While their effect on the development of the ruminant mammary gland is still unclear, the possibility exists that compounds that interfere with oestrogen action have the potential to alter mammary development and hence, impede the capacity to produce milk in later life. Therefore, it was hypothesised that the expression of oestrogen receptor in the fetal ruminant mammary gland makes it a target for hormonal disruption through exposure to exogenous oestrogens. Furthermore, it was proposed that the pattern of mammary morphogenesis in the male was, in part, dependent on the secretion of androgens from the male testes.
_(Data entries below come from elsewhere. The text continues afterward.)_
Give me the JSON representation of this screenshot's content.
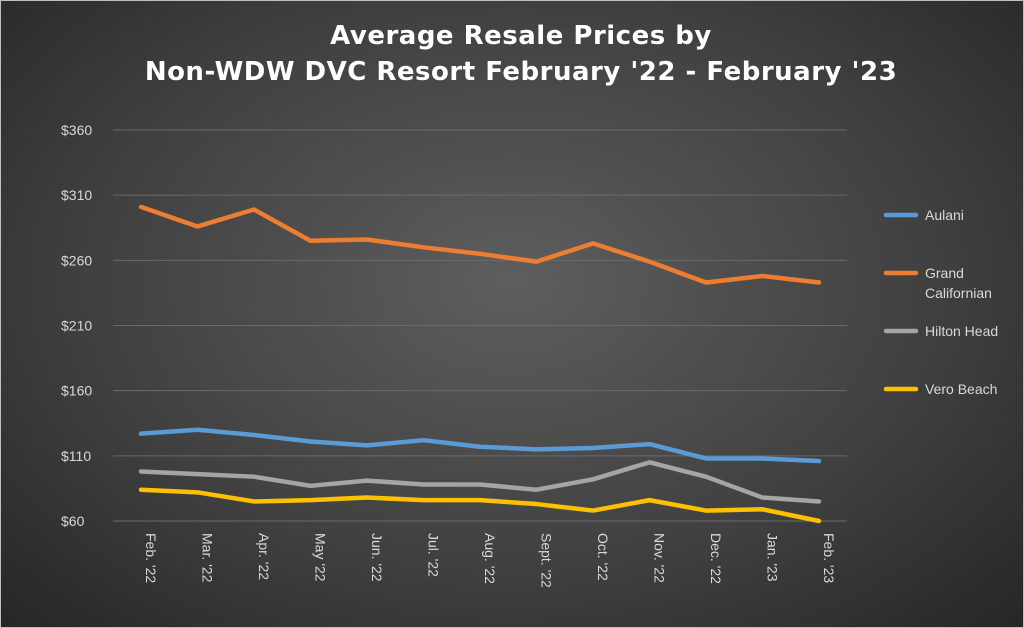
{
  "chart_data": {
    "type": "line",
    "title_line1": "Average Resale Prices by",
    "title_line2": "Non-WDW DVC Resort February '22 - February '23",
    "categories": [
      "Feb. '22",
      "Mar. '22",
      "Apr. '22",
      "May '22",
      "Jun. '22",
      "Jul. '22",
      "Aug. '22",
      "Sept. '22",
      "Oct. '22",
      "Nov. '22",
      "Dec. '22",
      "Jan. '23",
      "Feb. '23"
    ],
    "yticks": [
      "$60",
      "$110",
      "$160",
      "$210",
      "$260",
      "$310",
      "$360"
    ],
    "ylim": [
      60,
      360
    ],
    "grid": true,
    "legend_position": "right",
    "series": [
      {
        "name": "Aulani",
        "color": "#5b9bd5",
        "values": [
          127,
          130,
          126,
          121,
          118,
          122,
          117,
          115,
          116,
          119,
          108,
          108,
          106
        ]
      },
      {
        "name": "Grand Californian",
        "color": "#ed7d31",
        "values": [
          301,
          286,
          299,
          275,
          276,
          270,
          265,
          259,
          273,
          259,
          243,
          248,
          243
        ]
      },
      {
        "name": "Hilton Head",
        "color": "#a5a5a5",
        "values": [
          98,
          96,
          94,
          87,
          91,
          88,
          88,
          84,
          92,
          105,
          94,
          78,
          75
        ]
      },
      {
        "name": "Vero Beach",
        "color": "#ffc000",
        "values": [
          84,
          82,
          75,
          76,
          78,
          76,
          76,
          73,
          68,
          76,
          68,
          69,
          60
        ]
      }
    ]
  }
}
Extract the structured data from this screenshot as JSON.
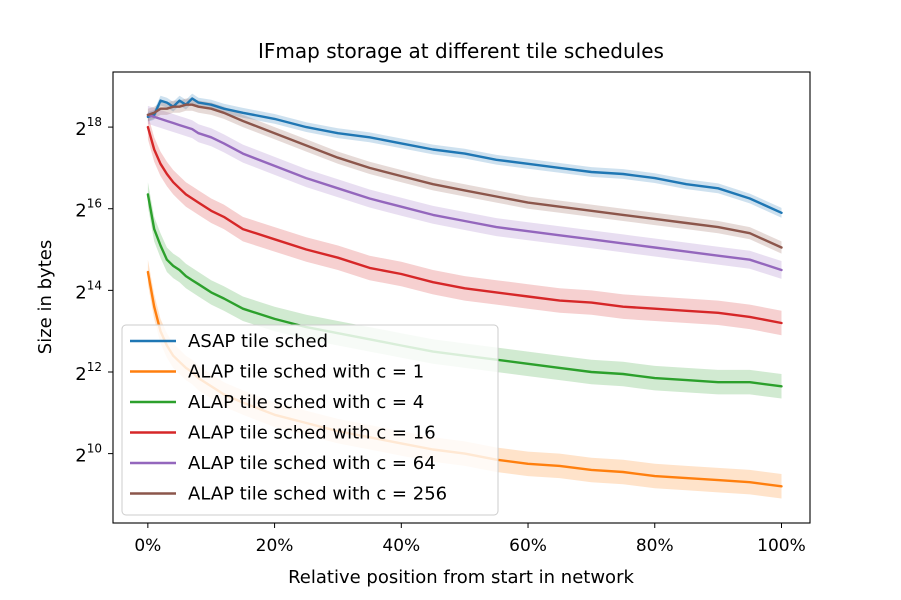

The experiments herein have compared:

1 . Morphological measurements and immunoreactivity to androgen receptor antibody in normal males and females, and in males and females whose dams were treated with testosterone cypionate or Androcur from days 36 to 56 of gestation, to provide indirect evidence of a role for testosterone in suppression of mammary growth in the male.

2. Morphological measurements in normal females and in females whose dams were treated with tamoxifen (an anti-oestrogen) from days 36 to 56 of gestation to provide evidence that the mammary gland is/is not sensitive to the effects of exogenous steroids during prenatal development.

The effects of androgen, anti-androgen and anti-oestrogen treatment upo"n mammary development at parturition and subsequent milk yield in the ewes were also investigated.